Now here was the best part about my job: If I had a question about anything, I could call an expert anywhere in the world to find an answer. Experts are people who love to study things like earthquakes and ants and octopuses. Experts are people who want to tell you what they know about what they love!
After many happy years of working on other people’s books, I decided it was time to write my own. I had learned a lot about things that interested me: why spiders don’t stick to their own webs, why insects can never grow as big as the ones in horror movies, what the inside of the earth is made of. And I still had a TON of questions. Maybe there were kids who were interested in the things I was interested in. That’s when I came up with the idea for “Andrew Lost.”
Now there are two favorite parts of my work as an author. I still get to call anyone in the world to ask questions. For example, a little while ago, I needed facts on blue whales, the biggest creatures that have ever lived, for Andrew Lost in the Whale. I called two experts. We had interesting conversations about what a blue whale’s tongue looks like and whether a 10-year-old could squeeze through a whale’s intestines.

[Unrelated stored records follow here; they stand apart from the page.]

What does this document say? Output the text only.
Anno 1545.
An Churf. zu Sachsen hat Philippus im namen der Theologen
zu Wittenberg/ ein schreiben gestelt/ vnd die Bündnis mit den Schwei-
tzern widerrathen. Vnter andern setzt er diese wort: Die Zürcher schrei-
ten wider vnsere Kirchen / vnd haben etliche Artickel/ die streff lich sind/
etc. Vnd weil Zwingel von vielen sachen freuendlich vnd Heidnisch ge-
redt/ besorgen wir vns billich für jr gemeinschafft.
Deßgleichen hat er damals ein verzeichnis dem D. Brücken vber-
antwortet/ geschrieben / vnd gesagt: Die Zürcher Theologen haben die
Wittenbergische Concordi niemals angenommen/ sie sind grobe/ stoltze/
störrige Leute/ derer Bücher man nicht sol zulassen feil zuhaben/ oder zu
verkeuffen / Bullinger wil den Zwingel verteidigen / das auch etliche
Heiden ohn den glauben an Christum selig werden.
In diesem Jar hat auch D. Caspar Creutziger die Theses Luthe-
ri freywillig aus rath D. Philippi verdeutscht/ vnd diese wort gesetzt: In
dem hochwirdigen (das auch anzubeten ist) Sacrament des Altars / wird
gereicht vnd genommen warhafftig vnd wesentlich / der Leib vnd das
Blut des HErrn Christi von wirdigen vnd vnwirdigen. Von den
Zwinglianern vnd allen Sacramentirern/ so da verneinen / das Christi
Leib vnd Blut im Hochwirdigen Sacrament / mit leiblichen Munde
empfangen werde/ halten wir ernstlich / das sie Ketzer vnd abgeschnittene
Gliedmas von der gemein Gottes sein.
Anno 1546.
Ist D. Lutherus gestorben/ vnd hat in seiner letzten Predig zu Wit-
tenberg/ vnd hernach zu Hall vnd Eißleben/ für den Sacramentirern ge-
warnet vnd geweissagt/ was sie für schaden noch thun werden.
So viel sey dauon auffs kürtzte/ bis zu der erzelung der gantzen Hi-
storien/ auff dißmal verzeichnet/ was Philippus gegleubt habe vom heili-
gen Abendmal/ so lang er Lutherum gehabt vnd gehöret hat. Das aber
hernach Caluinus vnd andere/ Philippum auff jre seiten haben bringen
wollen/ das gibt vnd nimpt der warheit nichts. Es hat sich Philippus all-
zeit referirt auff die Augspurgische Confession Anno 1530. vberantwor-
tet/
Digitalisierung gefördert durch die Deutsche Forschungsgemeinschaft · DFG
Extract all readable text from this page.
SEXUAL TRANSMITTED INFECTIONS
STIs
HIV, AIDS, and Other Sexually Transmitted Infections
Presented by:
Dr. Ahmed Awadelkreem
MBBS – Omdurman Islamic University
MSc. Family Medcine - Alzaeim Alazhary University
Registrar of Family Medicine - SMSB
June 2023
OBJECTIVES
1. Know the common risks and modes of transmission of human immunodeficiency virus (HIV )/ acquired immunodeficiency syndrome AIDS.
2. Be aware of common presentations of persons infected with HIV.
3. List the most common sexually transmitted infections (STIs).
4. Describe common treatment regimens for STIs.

My other favorite part of being an author is visiting schools and talking to kids about everything from the cute creatures that live upside down in our eyelashes to the giant squid that lives in the deepest ocean.
If you asked me how to guarantee that your life would be interesting, I’d tell you this: Come up with some questions and look for answers. You’ll meet some terrific people, have lots of fun, and you will never ever be bored.